Russia, the third-largest producer of aluminium in the world, has been dumping products on the US market below cost, hurting US firms. The US and its western allies have been working nonstop to reduce Russia’s influence as a major producer of commodities on the world stage. The new round of sanctions is aimed at products and entities from Russia and came a year after Russia invaded Ukraine. It resulted in large tariff increases on more than 100 products, the sanctioning of more than 100 organisations, including those in the mining and metal industry, and the implementation of new export regulations. This alert focuses on those activities that could have worldwide repercussions and have an impact on the Russian mining and metals industry. The US industries will have to look into potential alternate sources of supplies as the metal is used to create a wide range of products from beverage cans to aeroplane parts.
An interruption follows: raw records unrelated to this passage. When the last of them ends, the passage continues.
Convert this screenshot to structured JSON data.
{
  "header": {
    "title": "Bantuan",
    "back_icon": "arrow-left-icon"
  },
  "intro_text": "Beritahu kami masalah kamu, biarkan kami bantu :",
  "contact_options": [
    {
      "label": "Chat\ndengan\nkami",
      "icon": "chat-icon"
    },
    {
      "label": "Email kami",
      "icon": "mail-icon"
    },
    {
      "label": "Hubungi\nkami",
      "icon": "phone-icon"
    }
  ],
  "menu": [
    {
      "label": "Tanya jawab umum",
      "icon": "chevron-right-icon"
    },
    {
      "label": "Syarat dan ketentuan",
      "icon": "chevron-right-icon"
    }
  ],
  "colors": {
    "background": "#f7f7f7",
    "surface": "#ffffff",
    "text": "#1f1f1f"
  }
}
Meanwhile, China’s primary aluminium imports in 2022 totalled 667,992 tonne, out of which 69 percent was from Russia. Owing to increasing demand for the metal from Chinese electric vehicle manufacturers, Russian aluminium giant Rusal has been seeking to export additional low-carbon aluminium to China. China has also increased imports even after Western countries announced sanctions on Russia. China’s aluminium imports from Russia more than tripled in the first two months of this year with a 266.2 percent surge, as buyers eyed rising Chinese demand and after Western firms shied away from trading Russian metals. Total imports from Russia into the world’s top aluminium consumer were 105,300 tonnes for January and February combined, up from 28,759 tonnes in the same period a year ago. The total value for January and February imports was USD 248.39 million, or an average price of USD 2,359 a tonne. The benchmark aluminium contract on the London Metal Exchange registered an average price of USD 2,644 and USD 2,373 a tonne in January and February, respectively.
As for the year 2023, a major concern arises from the possibility of a global economic slowdown and high inflation that could potentially dampen the demand for industrial metal. The resilient monetary tightening measures from major central banks to curb inflation are expected to pressure economic growth. In contrast, China’s central bank maintained its benchmark lending rate at its lowest level in the past two decades to keep broadly accommodative monetary conditions to assist economic recovery. The recovery of industrial activities in China is expected to be a major contributor to the metal’s demand this year. Although the aluminium storage level in London Metal Exchange’s registered warehouses recovered from a two-decade low seen last December, further depletion of stocks is possible considering the rising demand for the metal. Besides, global aluminium supplies may remain affected due to the prevailing energy crisis in Europe and sanctions on Russian aluminium. Excluding Russian aluminium from the global supply demographic could offer room for gains in metal prices in 2023.